# Milk Crate



## NCTransplant (Apr 23, 2010)

Anyone got a milk crate laying around, free or otherwise? trying out some new ideas, tired of lost items. Thanks for your time.


----------



## Flounderpounder (Oct 3, 2007)

I have one I could let go. In Pace, just over the causeway.


----------



## servo765 (May 25, 2013)

I have a crate I made that you can have if you want. I threw a bunch of stuff in it for a size perspective. It is a storage crate of sorts, slightly narrower than a standard milk crate. I made it to house the Plano watertight tackle trays pictured, but don't use it anymore and its taking up space in my garage. Some of the silicone is separating but could be easily fixed.

If you are interested, I will sell the Plano trays to go with it, but you can have the shell in any case if you would like it. Located in Milton.


----------



## Flounderpounder (Oct 3, 2007)

servo765 said:


> I have a crate I made that you can have if you want. I threw a bunch of stuff in it for a size perspective. It is a storage crate of sorts, slightly narrower than a standard milk crate. I made it to house the Plano watertight tackle trays pictured, but don't use it anymore and its taking up space in my garage. Some of the silicone is separating but could be easily fixed.
> 
> If you are interested, I will sell the Plano trays to go with it, but you can have the shell in any case if you would like it. Located in Milton.
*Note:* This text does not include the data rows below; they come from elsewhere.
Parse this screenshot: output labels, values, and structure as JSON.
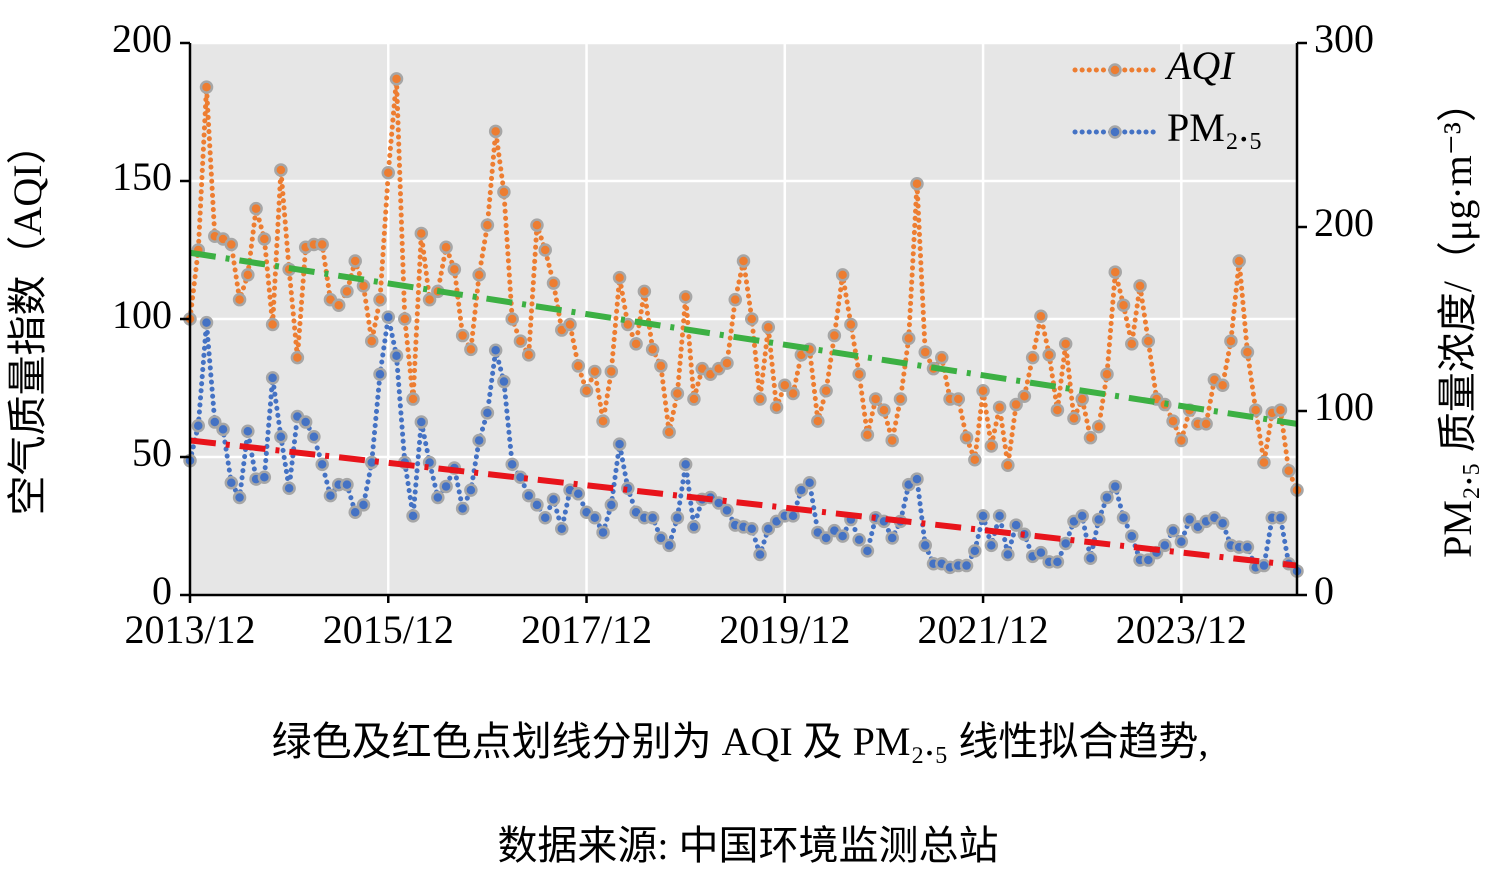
{
  "chart_data": {
    "type": "line",
    "y_label": "空气质量指数（AQI）",
    "y2_label": "PM₂.₅ 质量浓度/（μg·m⁻³）",
    "caption": [
      "绿色及红色点划线分别为 AQI 及 PM₂.₅ 线性拟合趋势,",
      "数据来源: 中国环境监测总站"
    ],
    "categories": [
      "2013/12",
      "2014/01",
      "2014/02",
      "2014/03",
      "2014/04",
      "2014/05",
      "2014/06",
      "2014/07",
      "2014/08",
      "2014/09",
      "2014/10",
      "2014/11",
      "2014/12",
      "2015/01",
      "2015/02",
      "2015/03",
      "2015/04",
      "2015/05",
      "2015/06",
      "2015/07",
      "2015/08",
      "2015/09",
      "2015/10",
      "2015/11",
      "2015/12",
      "2016/01",
      "2016/02",
      "2016/03",
      "2016/04",
      "2016/05",
      "2016/06",
      "2016/07",
      "2016/08",
      "2016/09",
      "2016/10",
      "2016/11",
      "2016/12",
      "2017/01",
      "2017/02",
      "2017/03",
      "2017/04",
      "2017/05",
      "2017/06",
      "2017/07",
      "2017/08",
      "2017/09",
      "2017/10",
      "2017/11",
      "2017/12",
      "2018/01",
      "2018/02",
      "2018/03",
      "2018/04",
      "2018/05",
      "2018/06",
      "2018/07",
      "2018/08",
      "2018/09",
      "2018/10",
      "2018/11",
      "2018/12",
      "2019/01",
      "2019/02",
      "2019/03",
      "2019/04",
      "2019/05",
      "2019/06",
      "2019/07",
      "2019/08",
      "2019/09",
      "2019/10",
      "2019/11",
      "2019/12",
      "2020/01",
      "2020/02",
      "2020/03",
      "2020/04",
      "2020/05",
      "2020/06",
      "2020/07",
      "2020/08",
      "2020/09",
      "2020/10",
      "2020/11",
      "2020/12",
      "2021/01",
      "2021/02",
      "2021/03",
      "2021/04",
      "2021/05",
      "2021/06",
      "2021/07",
      "2021/08",
      "2021/09",
      "2021/10",
      "2021/11",
      "2021/12",
      "2022/01",
      "2022/02",
      "2022/03",
      "2022/04",
      "2022/05",
      "2022/06",
      "2022/07",
      "2022/08",
      "2022/09",
      "2022/10",
      "2022/11",
      "2022/12",
      "2023/01",
      "2023/02",
      "2023/03",
      "2023/04",
      "2023/05",
      "2023/06",
      "2023/07",
      "2023/08",
      "2023/09",
      "2023/10",
      "2023/11",
      "2023/12",
      "2024/01",
      "2024/02",
      "2024/03",
      "2024/04",
      "2024/05",
      "2024/06",
      "2024/07",
      "2024/08",
      "2024/09",
      "2024/10",
      "2024/11",
      "2024/12",
      "2025/01",
      "2025/02"
    ],
    "xticks": [
      "2013/12",
      "2015/12",
      "2017/12",
      "2019/12",
      "2021/12",
      "2023/12"
    ],
    "series": [
      {
        "name": "AQI",
        "color": "#ED7D31",
        "axis": "y",
        "values": [
          100,
          125,
          184,
          130,
          129,
          127,
          107,
          116,
          140,
          129,
          98,
          154,
          118,
          86,
          126,
          127,
          127,
          107,
          105,
          110,
          121,
          112,
          92,
          107,
          153,
          187,
          100,
          71,
          131,
          107,
          110,
          126,
          118,
          94,
          89,
          116,
          134,
          168,
          146,
          100,
          92,
          87,
          134,
          125,
          113,
          96,
          98,
          83,
          74,
          81,
          63,
          81,
          115,
          98,
          91,
          110,
          89,
          83,
          59,
          73,
          108,
          71,
          82,
          80,
          82,
          84,
          107,
          121,
          100,
          71,
          97,
          68,
          76,
          73,
          87,
          89,
          63,
          74,
          94,
          116,
          98,
          80,
          58,
          71,
          67,
          56,
          71,
          93,
          149,
          88,
          82,
          86,
          71,
          71,
          57,
          49,
          74,
          54,
          68,
          47,
          69,
          72,
          86,
          101,
          87,
          67,
          91,
          64,
          71,
          57,
          61,
          80,
          117,
          105,
          91,
          112,
          92,
          71,
          69,
          63,
          56,
          67,
          62,
          62,
          78,
          76,
          92,
          121,
          88,
          67,
          48,
          66,
          67,
          45,
          38
        ]
      },
      {
        "name": "PM₂.₅",
        "color": "#4472C4",
        "axis": "y2",
        "values": [
          73,
          92,
          148,
          94,
          90,
          61,
          53,
          89,
          63,
          64,
          118,
          86,
          58,
          97,
          94,
          86,
          71,
          54,
          60,
          60,
          45,
          49,
          72,
          120,
          151,
          130,
          72,
          43,
          94,
          72,
          53,
          59,
          69,
          47,
          57,
          84,
          99,
          133,
          116,
          71,
          64,
          54,
          49,
          42,
          52,
          36,
          57,
          55,
          45,
          42,
          34,
          49,
          82,
          58,
          45,
          42,
          42,
          31,
          27,
          42,
          71,
          37,
          52,
          53,
          50,
          46,
          38,
          37,
          36,
          22,
          36,
          40,
          43,
          43,
          57,
          61,
          34,
          31,
          35,
          32,
          41,
          30,
          24,
          42,
          40,
          31,
          40,
          60,
          63,
          27,
          17,
          17,
          15,
          16,
          16,
          24,
          43,
          27,
          43,
          22,
          38,
          33,
          21,
          23,
          18,
          18,
          28,
          40,
          43,
          20,
          41,
          53,
          59,
          42,
          32,
          19,
          19,
          23,
          27,
          35,
          29,
          41,
          37,
          40,
          42,
          39,
          27,
          26,
          26,
          15,
          16,
          42,
          42,
          17,
          13
        ]
      }
    ],
    "trend_lines": [
      {
        "color": "#3CB043",
        "axis": "y",
        "x": [
          "2013/12",
          "2025/02"
        ],
        "values": [
          124,
          62
        ]
      },
      {
        "color": "#E8141B",
        "axis": "y2",
        "x": [
          "2013/12",
          "2025/02"
        ],
        "values": [
          84,
          16
        ]
      }
    ],
    "ylim": [
      0,
      200
    ],
    "yticks": [
      0,
      50,
      100,
      150,
      200
    ],
    "y2lim": [
      0,
      300
    ],
    "y2ticks": [
      0,
      100,
      200,
      300
    ],
    "grid": true,
    "legend": "top-right"
  }
}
That is very creative! Nice job! Only upgrade needed is a way to keep that Bud Lite upright! LOL!


----------



## Bronson (Mar 26, 2014)

go behind winn dixie or publix and get the old crates they are not using.


----------



## NCTransplant (Apr 23, 2010)

Thanks for the info and the offers. I really do appreciate it, think I got it nailed for now.


----------